As Gonchar was assisted off the ice, unable to put any weight on his right leg, Ovechkin was given a minor penalty for kneeing.

"It's kind of the same thing he [Ovechkin] did with me last game," Penguins defenseman Brooks Orpik said. "I mean, you can run guys, guys are fair game, but the guy takes strides every time and leaves his feet a lot of times, too. To us, we got the feeling he's really trying to hurt guys at times."

About 10 minutes before he was injured, Gonchar scored the first of the three consecutive goals that gave Pittsburgh a 3-1 lead. The Penguins went on to win 5-3.

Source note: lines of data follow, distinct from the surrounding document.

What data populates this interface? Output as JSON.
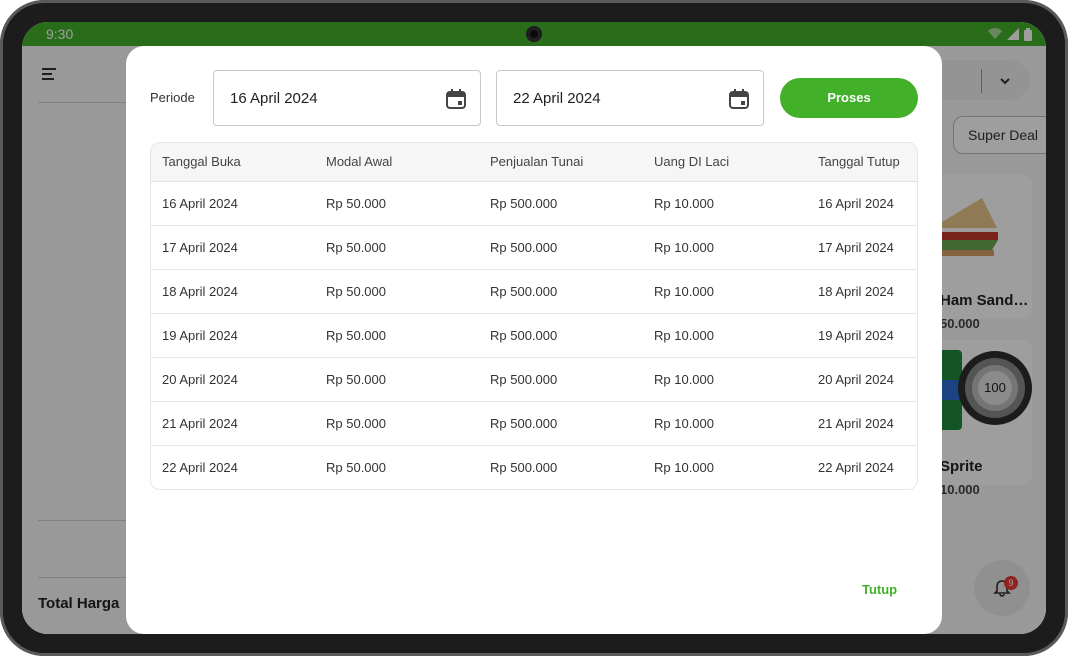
{
  "status_bar": {
    "time": "9:30"
  },
  "background": {
    "total_label": "Total Harga",
    "chip_label": "Super Deal",
    "products": [
      {
        "name": "Ham Sand…",
        "price": "50.000"
      },
      {
        "name": "Sprite",
        "price": "10.000"
      }
    ],
    "stock_badge": "100",
    "notification_count": "9"
  },
  "modal": {
    "periode_label": "Periode",
    "start_date": "16 April 2024",
    "end_date": "22 April 2024",
    "proses_label": "Proses",
    "tutup_label": "Tutup",
    "table": {
      "headers": [
        "Tanggal Buka",
        "Modal Awal",
        "Penjualan Tunai",
        "Uang DI Laci",
        "Tanggal Tutup"
      ],
      "rows": [
        [
          "16 April 2024",
          "Rp 50.000",
          "Rp 500.000",
          "Rp 10.000",
          "16 April 2024"
        ],
        [
          "17 April 2024",
          "Rp 50.000",
          "Rp 500.000",
          "Rp 10.000",
          "17 April 2024"
        ],
        [
          "18 April 2024",
          "Rp 50.000",
          "Rp 500.000",
          "Rp 10.000",
          "18 April 2024"
        ],
        [
          "19 April 2024",
          "Rp 50.000",
          "Rp 500.000",
          "Rp 10.000",
          "19 April 2024"
        ],
        [
          "20 April 2024",
          "Rp 50.000",
          "Rp 500.000",
          "Rp 10.000",
          "20 April 2024"
        ],
        [
          "21 April 2024",
          "Rp 50.000",
          "Rp 500.000",
          "Rp 10.000",
          "21 April 2024"
        ],
        [
          "22 April 2024",
          "Rp 50.000",
          "Rp 500.000",
          "Rp 10.000",
          "22 April 2024"
        ]
      ]
    }
  },
  "colors": {
    "accent": "#43b02a",
    "badge_red": "#e53935"
  },
  "icons": [
    "calendar-icon",
    "menu-icon",
    "chevron-down-icon",
    "bell-icon",
    "wifi-icon",
    "signal-icon",
    "battery-icon"
  ]
}
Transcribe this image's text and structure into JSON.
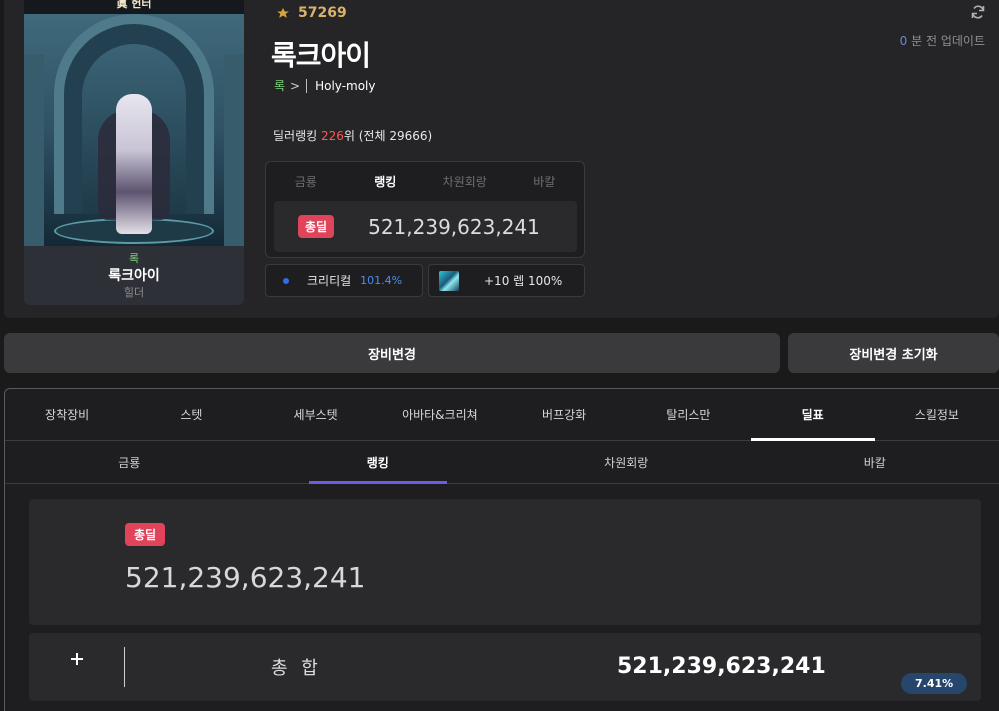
{
  "character": {
    "server_tag": "眞 헌터",
    "job_short": "록",
    "name": "록크아이",
    "subclass": "힐더"
  },
  "header": {
    "fame": "57269",
    "name": "록크아이",
    "crumb_job": "록",
    "crumb_arrow": ">",
    "guild": "Holy-moly",
    "rank_prefix": "딜러랭킹 ",
    "rank_num": "226",
    "rank_suffix": "위 (전체 29666)",
    "updated_num": "0",
    "updated_text": " 분 전 업데이트"
  },
  "damage_card": {
    "tabs": [
      {
        "label": "금룡"
      },
      {
        "label": "랭킹"
      },
      {
        "label": "차원회랑"
      },
      {
        "label": "바칼"
      }
    ],
    "badge": "총딜",
    "value": "521,239,623,241"
  },
  "mini": {
    "crit_label": "크리티컬",
    "crit_value": "101.4%",
    "level_label": "+10 렙 100%"
  },
  "buttons": {
    "change": "장비변경",
    "reset": "장비변경 초기화"
  },
  "main_tabs": [
    {
      "label": "장착장비"
    },
    {
      "label": "스텟"
    },
    {
      "label": "세부스텟"
    },
    {
      "label": "아바타&크리쳐"
    },
    {
      "label": "버프강화"
    },
    {
      "label": "탈리스만"
    },
    {
      "label": "딜표"
    },
    {
      "label": "스킬정보"
    }
  ],
  "sub_tabs": [
    {
      "label": "금룡"
    },
    {
      "label": "랭킹"
    },
    {
      "label": "차원회랑"
    },
    {
      "label": "바칼"
    }
  ],
  "total": {
    "badge": "총딜",
    "value": "521,239,623,241"
  },
  "sum_row": {
    "label": "총 합",
    "value": "521,239,623,241",
    "percent": "7.41%"
  },
  "colors": {
    "accent_red": "#e0435a",
    "accent_purple": "#6b5ce7",
    "crit_blue": "#4d8df0",
    "job_green": "#7fd37f"
  }
}
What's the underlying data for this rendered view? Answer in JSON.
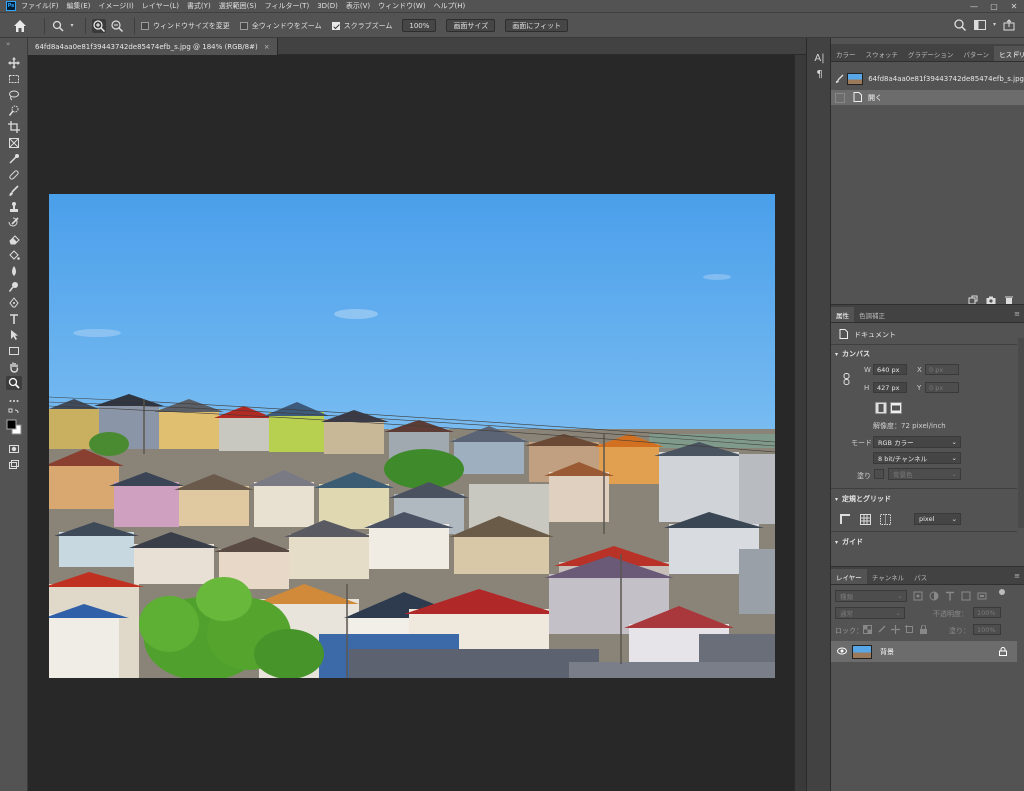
{
  "menu": {
    "logo": "Ps",
    "items": [
      "ファイル(F)",
      "編集(E)",
      "イメージ(I)",
      "レイヤー(L)",
      "書式(Y)",
      "選択範囲(S)",
      "フィルター(T)",
      "3D(D)",
      "表示(V)",
      "ウィンドウ(W)",
      "ヘルプ(H)"
    ]
  },
  "options": {
    "resize_windows": "ウィンドウサイズを変更",
    "zoom_all": "全ウィンドウをズーム",
    "scrubby_zoom": "スクラブズーム",
    "zoom_value": "100%",
    "fit_size_button": "画面サイズ",
    "fit_screen_button": "画面にフィット"
  },
  "document": {
    "tab_title": "64fd8a4aa0e81f39443742de85474efb_s.jpg @ 184% (RGB/8#)",
    "close": "×"
  },
  "history": {
    "tabs": [
      "カラー",
      "スウォッチ",
      "グラデーション",
      "パターン",
      "ヒストリー"
    ],
    "active_tab": "ヒストリー",
    "snapshot_name": "64fd8a4aa0e81f39443742de85474efb_s.jpg",
    "state": "開く"
  },
  "properties": {
    "tabs": [
      "属性",
      "色調補正"
    ],
    "doc_label": "ドキュメント",
    "canvas_heading": "カンバス",
    "w_label": "W",
    "w_value": "640 px",
    "h_label": "H",
    "h_value": "427 px",
    "x_label": "X",
    "x_value": "0 px",
    "y_label": "Y",
    "y_value": "0 px",
    "resolution": "解像度：72 pixel/inch",
    "mode_label": "モード",
    "mode_value": "RGB カラー",
    "depth_value": "8 bit/チャンネル",
    "fill_label": "塗り",
    "fill_value": "背景色",
    "rulers_heading": "定規とグリッド",
    "unit_value": "pixel",
    "guides_heading": "ガイド"
  },
  "layers": {
    "tabs": [
      "レイヤー",
      "チャンネル",
      "パス"
    ],
    "search_placeholder": "種類",
    "blend_mode": "通常",
    "opacity_label": "不透明度：",
    "opacity_value": "100%",
    "lock_label": "ロック：",
    "fill_label": "塗り：",
    "fill_value": "100%",
    "layer_name": "背景"
  },
  "colors": {
    "app_bg": "#535353",
    "canvas_bg": "#282828",
    "sky": "#58a8ec",
    "selected_row": "#6c6c6c"
  }
}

"I just tried to move him and I hit him, he turned to move to his left and, I don't know, I don't have time to realize what's going on and he hit my knee," Ovechkin said. "I think it was an accident. I'm not the kind of player who wants to injure guys, especially ones I know like Gonch."

Ovechkin, the NHL's leading scorer and MVP during the 2007-08 season, could be seen after the game explaining his side of the play to Penguins star Evgeni Malkin's father. Malkin, Ovechkin and Gonchar played on Russia's 2006 Olympic team.

"I was disappointed, too," Ovechkin said. "I don't want him to get hurt, Gonch, but it's a game and it happens."

Gonchar, who played for Washington from 1994-2004 and is annually one of the leading scorers among NHL defensemen, missed three-quarters of the regular season with a shoulder injury that occurred during the preseason.

The Penguins didn't begin their late-season surge that carried them into the playoffs until Gonchar returned.

"We missed Gonch for a long time, we were forced to play guys in a couple of different positions, and now we've got to use that experience and find a way to still be productive without him," Penguins captain Sidney Crosby said. "There's no choice right now."